The project’s estimated price tag is more than $400 million.

He said federal wildlife officials are working with landowners and scientists to evaluate potential parcels to include in the program.

He said one of the highest priorities at the moment is to acquire more land that can be used to aid the survival of the Florida grasshopper sparrow, whose entire range lies in the dry prairie habitat near the Kissimmee River.

In addition, Pelizza said the program will look at parcels that will help to connect existing conservation lands and preserve some of the highest-quality habitat remaining in this part of Florida that is not already under protection.

He said the reaction to the program has been positive, with 30 landowners who control 170,000 acres expressing interest in participating.

Pelizza said this is one of three refuge projects under consideration.

The groundwork is being laid to expand Florida Panther National Wildlife Refuge and to create Fish-eating Creek National Wildlife Refuge in southwest Florida in other parts of the Everglades system.

Public comment will be sought on those proposals by early next year, Pelizza said.

But Dantzler said those plans have “come face-to-face with presidential politics.”

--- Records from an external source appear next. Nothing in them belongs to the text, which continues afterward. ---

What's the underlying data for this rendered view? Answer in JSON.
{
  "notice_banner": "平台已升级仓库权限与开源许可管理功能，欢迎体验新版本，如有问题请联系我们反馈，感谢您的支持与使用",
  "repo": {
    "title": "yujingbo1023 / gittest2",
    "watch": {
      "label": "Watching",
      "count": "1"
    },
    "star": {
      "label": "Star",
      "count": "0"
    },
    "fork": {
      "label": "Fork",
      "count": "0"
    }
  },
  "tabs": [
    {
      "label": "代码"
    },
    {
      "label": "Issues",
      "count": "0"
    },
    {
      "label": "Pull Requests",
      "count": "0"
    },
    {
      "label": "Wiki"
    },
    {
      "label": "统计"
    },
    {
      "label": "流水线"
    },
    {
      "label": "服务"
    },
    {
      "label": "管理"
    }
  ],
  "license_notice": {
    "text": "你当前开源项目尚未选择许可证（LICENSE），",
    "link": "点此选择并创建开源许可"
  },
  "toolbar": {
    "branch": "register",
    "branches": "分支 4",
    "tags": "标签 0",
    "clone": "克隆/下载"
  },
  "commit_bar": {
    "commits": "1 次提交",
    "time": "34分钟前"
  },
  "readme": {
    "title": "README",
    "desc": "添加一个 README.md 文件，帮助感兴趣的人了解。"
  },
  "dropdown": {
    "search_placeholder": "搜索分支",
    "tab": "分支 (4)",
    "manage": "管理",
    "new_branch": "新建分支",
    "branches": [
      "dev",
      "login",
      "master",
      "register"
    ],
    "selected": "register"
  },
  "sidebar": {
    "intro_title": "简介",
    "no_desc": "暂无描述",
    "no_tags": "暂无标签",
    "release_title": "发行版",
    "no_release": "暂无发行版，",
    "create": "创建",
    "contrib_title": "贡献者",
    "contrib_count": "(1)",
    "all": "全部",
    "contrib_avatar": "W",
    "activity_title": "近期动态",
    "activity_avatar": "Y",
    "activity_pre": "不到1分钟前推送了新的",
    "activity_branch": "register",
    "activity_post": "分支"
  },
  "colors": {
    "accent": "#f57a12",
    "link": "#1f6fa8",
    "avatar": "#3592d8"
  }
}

He said although the Obama Administration supports the expansion, it is nervous about getting involved out of fear of attracting criticism from Republicans for allegedly trying to put too much of Florida – an important state in this year’s election – under some kind of federal control.

Conservation preservation has come under attack from Tea Party activists in the Republican Party who tie land preservation to something called Agenda 21, a United Nations proposal they say threatens national sovereignty.

Dantzler said political support for land conservation will face a big test over the next two years that will be tied to the results of a proposed constitutional amendment that supporters want to put before Florida voters in 2014.

Proponents of the proposal, which involves setting up a dedicated state fund for conservation purchases, recently announced their petition drive to get the measure on the ballot.

“It’s not a slam dunk to get it on the ballot or to get it passed,” Dantzler said.